Saving the Planet, One Tax Hike at a Time!
BY VOICE OF NANAIMO
In 2021, Nanaimo’s city council adopted something called the Doughnut Economics model. This framework was supposed to help guide future planning in a way that balances environmental limits with social justice.
At the time, it was hailed as visionary — even revolutionary — for a Canadian city. But in the years since, many residents have watched something else rise just as quickly: their taxes.
Between 2018 and 2024, city taxes and fees have increased more than 40 percent. Water, sewer, garbage, property taxes — all up. And for what?
Council continues to pour time and money into global-style “sustainability” plans — climate targets, equity frameworks, social strategies — while many locals wonder if their government has forgotten what it’s actually supposed to be doing.
What Is the City Supposed to Do?
Local government, at its core, is not complicated.
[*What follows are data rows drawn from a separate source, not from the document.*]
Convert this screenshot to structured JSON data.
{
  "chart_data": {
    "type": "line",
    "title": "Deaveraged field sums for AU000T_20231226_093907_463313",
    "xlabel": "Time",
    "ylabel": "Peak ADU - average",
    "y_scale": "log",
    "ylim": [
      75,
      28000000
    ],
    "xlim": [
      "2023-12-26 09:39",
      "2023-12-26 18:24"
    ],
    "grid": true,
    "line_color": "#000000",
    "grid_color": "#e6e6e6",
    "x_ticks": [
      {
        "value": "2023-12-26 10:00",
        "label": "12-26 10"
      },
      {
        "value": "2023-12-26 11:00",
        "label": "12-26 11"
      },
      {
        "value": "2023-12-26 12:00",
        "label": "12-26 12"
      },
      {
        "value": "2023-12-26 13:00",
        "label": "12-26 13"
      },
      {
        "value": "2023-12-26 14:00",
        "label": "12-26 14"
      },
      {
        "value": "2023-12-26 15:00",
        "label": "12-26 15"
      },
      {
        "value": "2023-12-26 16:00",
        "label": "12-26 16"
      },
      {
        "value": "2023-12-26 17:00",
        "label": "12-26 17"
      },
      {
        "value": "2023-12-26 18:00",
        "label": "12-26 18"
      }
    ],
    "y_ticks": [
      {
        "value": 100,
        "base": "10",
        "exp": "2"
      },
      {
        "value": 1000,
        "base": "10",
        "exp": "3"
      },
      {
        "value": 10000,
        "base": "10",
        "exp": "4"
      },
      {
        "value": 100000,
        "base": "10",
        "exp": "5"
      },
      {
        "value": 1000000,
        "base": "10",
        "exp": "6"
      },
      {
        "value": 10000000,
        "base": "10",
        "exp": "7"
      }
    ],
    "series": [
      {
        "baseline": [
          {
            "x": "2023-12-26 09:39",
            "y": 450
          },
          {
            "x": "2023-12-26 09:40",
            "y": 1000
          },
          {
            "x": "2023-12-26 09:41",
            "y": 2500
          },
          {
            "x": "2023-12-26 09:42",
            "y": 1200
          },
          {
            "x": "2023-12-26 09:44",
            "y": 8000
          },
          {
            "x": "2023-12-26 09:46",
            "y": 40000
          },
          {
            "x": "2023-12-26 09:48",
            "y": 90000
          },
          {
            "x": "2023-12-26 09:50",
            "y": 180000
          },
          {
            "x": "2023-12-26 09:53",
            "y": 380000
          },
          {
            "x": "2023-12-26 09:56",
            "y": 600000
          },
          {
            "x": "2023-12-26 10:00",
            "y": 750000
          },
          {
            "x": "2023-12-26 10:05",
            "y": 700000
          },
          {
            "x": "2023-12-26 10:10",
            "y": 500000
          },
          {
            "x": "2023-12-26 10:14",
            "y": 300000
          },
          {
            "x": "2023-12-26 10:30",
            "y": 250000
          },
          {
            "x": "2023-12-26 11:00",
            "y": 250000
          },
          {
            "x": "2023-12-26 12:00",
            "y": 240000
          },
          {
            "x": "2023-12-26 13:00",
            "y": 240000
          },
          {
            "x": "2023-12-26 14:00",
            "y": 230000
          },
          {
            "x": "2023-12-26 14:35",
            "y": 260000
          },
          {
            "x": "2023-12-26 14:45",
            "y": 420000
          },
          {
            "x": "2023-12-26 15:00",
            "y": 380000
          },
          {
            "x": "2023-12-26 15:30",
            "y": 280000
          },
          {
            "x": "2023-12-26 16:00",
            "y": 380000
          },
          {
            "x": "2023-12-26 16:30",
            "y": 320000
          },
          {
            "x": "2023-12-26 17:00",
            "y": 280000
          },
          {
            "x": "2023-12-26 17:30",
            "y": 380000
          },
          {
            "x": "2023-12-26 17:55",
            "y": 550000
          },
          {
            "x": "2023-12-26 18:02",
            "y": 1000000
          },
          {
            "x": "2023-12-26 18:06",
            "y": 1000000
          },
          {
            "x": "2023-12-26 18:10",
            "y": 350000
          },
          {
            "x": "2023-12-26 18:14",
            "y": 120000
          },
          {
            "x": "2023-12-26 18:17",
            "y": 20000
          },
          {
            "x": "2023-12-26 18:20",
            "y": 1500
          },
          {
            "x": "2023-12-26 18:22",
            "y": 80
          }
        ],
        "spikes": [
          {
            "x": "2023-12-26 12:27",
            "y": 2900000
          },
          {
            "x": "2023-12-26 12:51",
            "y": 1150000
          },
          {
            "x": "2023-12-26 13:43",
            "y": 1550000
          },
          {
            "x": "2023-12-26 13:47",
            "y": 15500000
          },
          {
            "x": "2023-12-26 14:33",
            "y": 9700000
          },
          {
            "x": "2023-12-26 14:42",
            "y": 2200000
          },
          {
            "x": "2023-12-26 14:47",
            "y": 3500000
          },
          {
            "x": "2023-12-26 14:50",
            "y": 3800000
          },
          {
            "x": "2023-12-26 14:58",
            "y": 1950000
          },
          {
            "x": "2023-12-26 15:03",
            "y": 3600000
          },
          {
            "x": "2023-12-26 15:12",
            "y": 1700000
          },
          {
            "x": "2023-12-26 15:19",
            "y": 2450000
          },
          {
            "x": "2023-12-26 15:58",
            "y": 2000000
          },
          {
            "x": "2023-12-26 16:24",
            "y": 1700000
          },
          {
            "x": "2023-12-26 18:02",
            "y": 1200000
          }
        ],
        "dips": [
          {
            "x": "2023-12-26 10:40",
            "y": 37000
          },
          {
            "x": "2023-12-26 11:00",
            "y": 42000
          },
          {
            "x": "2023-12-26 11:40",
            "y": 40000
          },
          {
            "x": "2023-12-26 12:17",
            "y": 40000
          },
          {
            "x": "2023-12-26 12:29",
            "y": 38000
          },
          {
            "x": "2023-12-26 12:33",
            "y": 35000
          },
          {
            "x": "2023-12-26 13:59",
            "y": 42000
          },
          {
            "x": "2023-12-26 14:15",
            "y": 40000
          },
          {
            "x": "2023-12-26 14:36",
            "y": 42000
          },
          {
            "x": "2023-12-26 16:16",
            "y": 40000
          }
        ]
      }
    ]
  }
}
It exists to provide the basics: water, sewer, roads, fire protection, and public safety — at a fair and manageable cost. Yet in today’s council chambers, those basics often seem secondary to a bigger agenda. Global goals, virtue-signaling policies, consultant-driven plans — they now dominate the budget and staff priorities. That’s not sustainable — at least not for the taxpayer.
Redefining "Sustainability"
The word “sustainability” gets thrown around a lot. But here’s the problem: it almost never includes the one thing that matters most to average residents whether they can afford to keep paying for it.
Can seniors on fixed incomes sustain double-digit property tax increases? Can working families absorb higher utility and garbage fees every year? Can small businesses survive rising costs, fees, and regulation? If not, what exactly is being sustained?
Taxpayer Sustainability Is Real Sustainability
Doughnut Economics might look great in a TED Talk or on a whiteboard at a UN meeting. But in a city like Nanaimo, sustainability has to start with affordability. If council ignores this — if they continue chasing ideals beyond their jurisdiction while neglecting the services residents actually need — the system collapses. Trust erodes. Budgets bloat. (You might argue that is happening right now).
And sooner or later, the people footing the bill simply stop buying in. Because in the end, if you bankrupt the taxpayer in the name of saving the planet...
You won’t save the planet — you’ll just lose your city.